America has a math problem. Congress agreed to cut spending by $2.4 trillion over ten years, although they needed to cut spending or increase revenue by $15 trillion just to maintain the current debt to GDP ratio for the foreseeable future due to the $60 trillion in unfunded liabilities. Should interest rates that have been kept artificially low by the Federal Reserve rise by 60 basis points, the treasury would face an additional $100 billion of annual interest expense, consuming the alleged savings from the debt ceiling compromise.
So how do you cut benefits and grow the economy without diluting the currency to keep interest rates low so consumers who are worried about their jobs (and pensions) can continue to spend money that represents 70 percent of the economy? It feels like we’ve already tried everything — stimulus, deregulation, re-regulation, TARP, TALF, tax cuts and Quantitative Easing (twice).
The U.S. economy is a lot like the human body, addicted to so many prescription drugs that none of them seem to work anymore. Instead of a free market, we’re left with one big coffee table covered by medications and no plans to change our diet. And while most Americans believe they’re drug free, few admit that everything from group health insurance premiums to residential home purchases, all private sector activities, are heavily subsidized by the government’s pharmacy of make-believe.

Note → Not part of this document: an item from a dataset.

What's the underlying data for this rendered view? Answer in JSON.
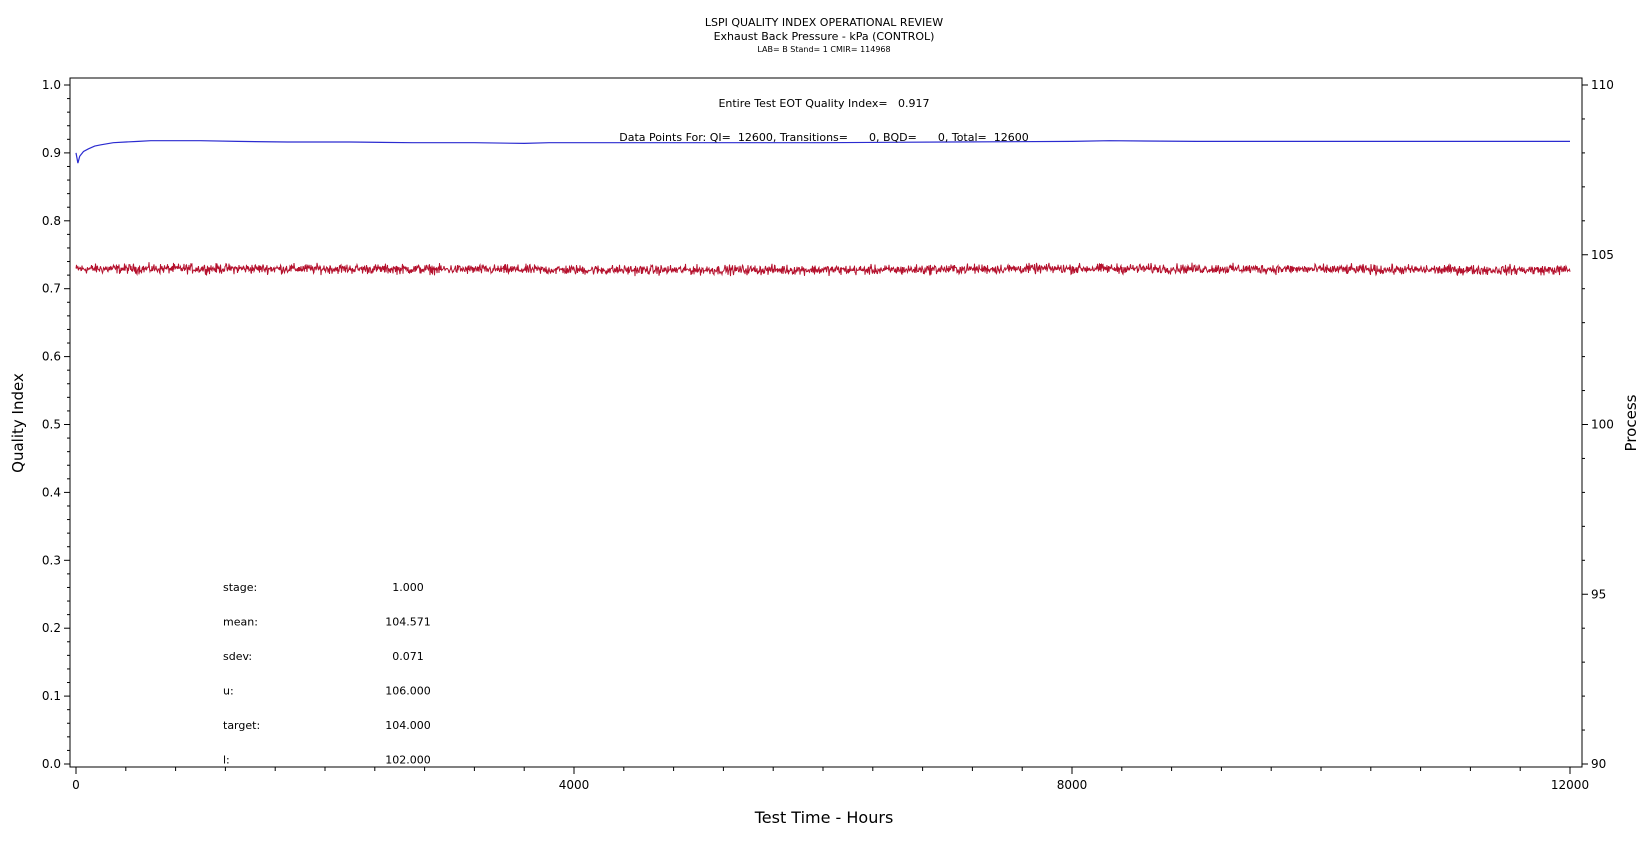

The middle class and filthy rich alike voted for low taxes, generous benefits and expensive military endeavors, electing politicians who promised things they had no reasonable chance to deliver. As a result, our national debt has outpaced GDP growth for a decade, manufacturing fake wealth, authentic reelection campaigns and no signs of sacrifice. As it turns out, the math doesn’t work and Standard & Poor’s finally learned how to add. Rumor has it our foreign creditors have calculators too.
Ivory Johnson is the director of financial planning at Scarborough Capital Management, Inc. He is a Certified Financial Planner, a Chartered Financial Consultant and a frequent guest on CNBC. Mr. Johnson attended Penn State University, where he received a Bachelor of Science degree in finance.